無知と無能の間に

無知無能者、固人之所不免也

球缶鳥

球缶鳥は、非常用のパンの缶詰。栃木県那須高原にあるパン・アキモトという会社が運営しているプロジェクトだ。

ビジネスモデル

球缶鳥は、パンの缶詰で球缶鳥の賞味期間は3年間。購入者は、2年間、有事の際の非常食として備蓄しておく。2年後に下取り価格で、このパンの缶詰を回収輸送し、NGOを通じて義援国へ送られる仕組みになっている。

顧客にとっては「賞味期限間近の非常食の処分が不要になる」「義援国に対して小さい支援を行うことで篤志を満たすことができる」という利点がある。

一見すると、優れたビジネスモデルに見える。ただ、マイナスになりうる面も見ておく必要がある。

考えなければいけないこと

  • 物流コストが余計にかかる 製造から最初の販売先への輸送、備蓄先からの回収、義援国への輸送と3つのパスが存在する。販売だけ、支援だけなら1パスであるため、物流コストの負担が大きい。途上国に1年間分の賞味期間を置いているのは、ある程度(海外コンテナのスペースが埋まるまで)、回収数が貯まるまで国内に保管しておくためだろう。

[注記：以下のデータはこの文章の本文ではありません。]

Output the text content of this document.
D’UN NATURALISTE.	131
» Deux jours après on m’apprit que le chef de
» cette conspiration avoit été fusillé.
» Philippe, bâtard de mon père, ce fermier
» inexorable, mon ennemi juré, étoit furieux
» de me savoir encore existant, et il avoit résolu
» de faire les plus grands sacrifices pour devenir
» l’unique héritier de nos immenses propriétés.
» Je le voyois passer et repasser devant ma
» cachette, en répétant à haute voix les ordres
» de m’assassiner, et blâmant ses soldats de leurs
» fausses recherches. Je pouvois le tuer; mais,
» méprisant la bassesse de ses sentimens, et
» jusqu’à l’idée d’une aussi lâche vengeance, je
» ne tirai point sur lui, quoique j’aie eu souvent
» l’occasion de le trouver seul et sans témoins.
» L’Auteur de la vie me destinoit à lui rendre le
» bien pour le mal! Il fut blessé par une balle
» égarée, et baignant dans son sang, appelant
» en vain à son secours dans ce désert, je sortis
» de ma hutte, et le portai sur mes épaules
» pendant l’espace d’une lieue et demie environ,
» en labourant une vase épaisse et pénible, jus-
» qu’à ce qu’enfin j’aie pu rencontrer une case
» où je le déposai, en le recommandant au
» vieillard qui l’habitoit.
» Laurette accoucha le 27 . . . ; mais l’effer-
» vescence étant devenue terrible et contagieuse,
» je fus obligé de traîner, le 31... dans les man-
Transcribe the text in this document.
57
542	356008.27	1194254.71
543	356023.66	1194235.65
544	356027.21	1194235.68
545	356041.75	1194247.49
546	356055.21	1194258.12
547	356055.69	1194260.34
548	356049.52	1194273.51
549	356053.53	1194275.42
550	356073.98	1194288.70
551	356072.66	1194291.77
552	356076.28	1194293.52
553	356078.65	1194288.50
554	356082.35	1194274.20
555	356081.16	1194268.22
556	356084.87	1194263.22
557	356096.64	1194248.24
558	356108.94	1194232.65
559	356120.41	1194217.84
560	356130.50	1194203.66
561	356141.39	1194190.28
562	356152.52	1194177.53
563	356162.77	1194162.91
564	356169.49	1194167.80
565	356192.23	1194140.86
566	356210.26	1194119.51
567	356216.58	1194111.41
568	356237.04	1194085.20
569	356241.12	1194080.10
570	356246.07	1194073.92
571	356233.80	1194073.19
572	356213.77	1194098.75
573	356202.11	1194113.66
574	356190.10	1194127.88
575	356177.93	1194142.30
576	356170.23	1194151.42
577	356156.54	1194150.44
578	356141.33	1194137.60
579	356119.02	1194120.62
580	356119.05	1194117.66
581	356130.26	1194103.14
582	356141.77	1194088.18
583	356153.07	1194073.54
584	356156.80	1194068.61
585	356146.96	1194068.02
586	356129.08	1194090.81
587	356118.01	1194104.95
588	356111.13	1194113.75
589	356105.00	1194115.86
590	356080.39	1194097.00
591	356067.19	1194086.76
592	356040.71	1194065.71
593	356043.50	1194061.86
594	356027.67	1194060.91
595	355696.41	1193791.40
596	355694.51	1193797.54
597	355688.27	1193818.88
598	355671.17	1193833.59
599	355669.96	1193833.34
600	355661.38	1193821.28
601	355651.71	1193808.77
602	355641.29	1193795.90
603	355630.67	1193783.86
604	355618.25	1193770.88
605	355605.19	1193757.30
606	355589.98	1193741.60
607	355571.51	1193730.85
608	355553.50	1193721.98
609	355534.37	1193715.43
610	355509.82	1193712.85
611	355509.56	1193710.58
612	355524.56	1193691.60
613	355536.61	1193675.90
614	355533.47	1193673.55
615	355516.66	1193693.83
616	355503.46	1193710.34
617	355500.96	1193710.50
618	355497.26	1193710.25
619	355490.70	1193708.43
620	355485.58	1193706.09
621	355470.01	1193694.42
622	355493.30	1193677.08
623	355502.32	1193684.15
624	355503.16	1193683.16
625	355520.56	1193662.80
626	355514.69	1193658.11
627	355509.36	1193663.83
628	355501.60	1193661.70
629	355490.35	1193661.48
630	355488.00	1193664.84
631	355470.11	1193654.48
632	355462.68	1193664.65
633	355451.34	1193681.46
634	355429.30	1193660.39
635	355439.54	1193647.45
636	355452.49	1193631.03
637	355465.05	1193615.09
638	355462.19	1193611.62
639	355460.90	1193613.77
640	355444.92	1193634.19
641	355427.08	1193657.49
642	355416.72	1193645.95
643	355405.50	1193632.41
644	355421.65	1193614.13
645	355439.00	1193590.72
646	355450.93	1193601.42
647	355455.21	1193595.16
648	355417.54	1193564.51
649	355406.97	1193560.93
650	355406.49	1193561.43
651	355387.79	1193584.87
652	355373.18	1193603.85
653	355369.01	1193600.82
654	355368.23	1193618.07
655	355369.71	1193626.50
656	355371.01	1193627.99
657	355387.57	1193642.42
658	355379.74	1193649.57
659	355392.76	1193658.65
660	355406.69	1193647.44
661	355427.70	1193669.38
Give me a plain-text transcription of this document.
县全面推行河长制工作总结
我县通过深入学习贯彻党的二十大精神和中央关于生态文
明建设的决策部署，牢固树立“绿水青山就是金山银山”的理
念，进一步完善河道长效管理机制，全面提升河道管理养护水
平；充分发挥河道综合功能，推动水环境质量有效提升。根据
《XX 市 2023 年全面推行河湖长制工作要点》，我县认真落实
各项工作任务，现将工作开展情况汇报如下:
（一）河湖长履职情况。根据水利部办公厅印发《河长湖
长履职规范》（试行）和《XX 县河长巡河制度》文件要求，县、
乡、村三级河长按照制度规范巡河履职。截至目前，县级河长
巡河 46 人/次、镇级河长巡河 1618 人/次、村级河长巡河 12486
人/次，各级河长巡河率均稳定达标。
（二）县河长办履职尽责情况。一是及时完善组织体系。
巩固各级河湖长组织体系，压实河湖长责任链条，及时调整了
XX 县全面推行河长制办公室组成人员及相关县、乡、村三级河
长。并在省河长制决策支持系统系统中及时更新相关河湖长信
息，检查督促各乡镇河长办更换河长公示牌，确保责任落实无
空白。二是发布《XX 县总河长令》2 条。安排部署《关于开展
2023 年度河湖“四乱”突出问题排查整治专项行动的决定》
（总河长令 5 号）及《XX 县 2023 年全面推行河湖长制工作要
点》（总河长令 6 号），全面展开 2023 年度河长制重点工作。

  • 食料援助は一時的措置 災害や不作で食料不足の窮地に陥った地域に、このような物資を支援することは役に立つ。ただ貧困者を自立をさせるためには、このような直接的な支援よりも「自立を即す」やり方がないと、次にはつながらない。

  • 非常食は常食化するべき 災害時プランナーの人が言うには、「非常食は、常食化するべき」という。なぜなら、緊急事態において、空腹を満たす行為は、数少ない至福の時だ。その時になって初めて食べた非常食が「自分の思っていたものと違う」というのはストレスになりうる。だから「普段から食べ慣れておく」のが重要なのだそうだ。そして「自分の口にあう非常食を選んでおく」ことが、「まさかの時の活力源」になる。であれば、途上国の貧困層に譲渡するのではなく、自分で食べるという方が良い。

イデアは良い。耳目を引く。ただ、もっと優れた手法があるように感じる。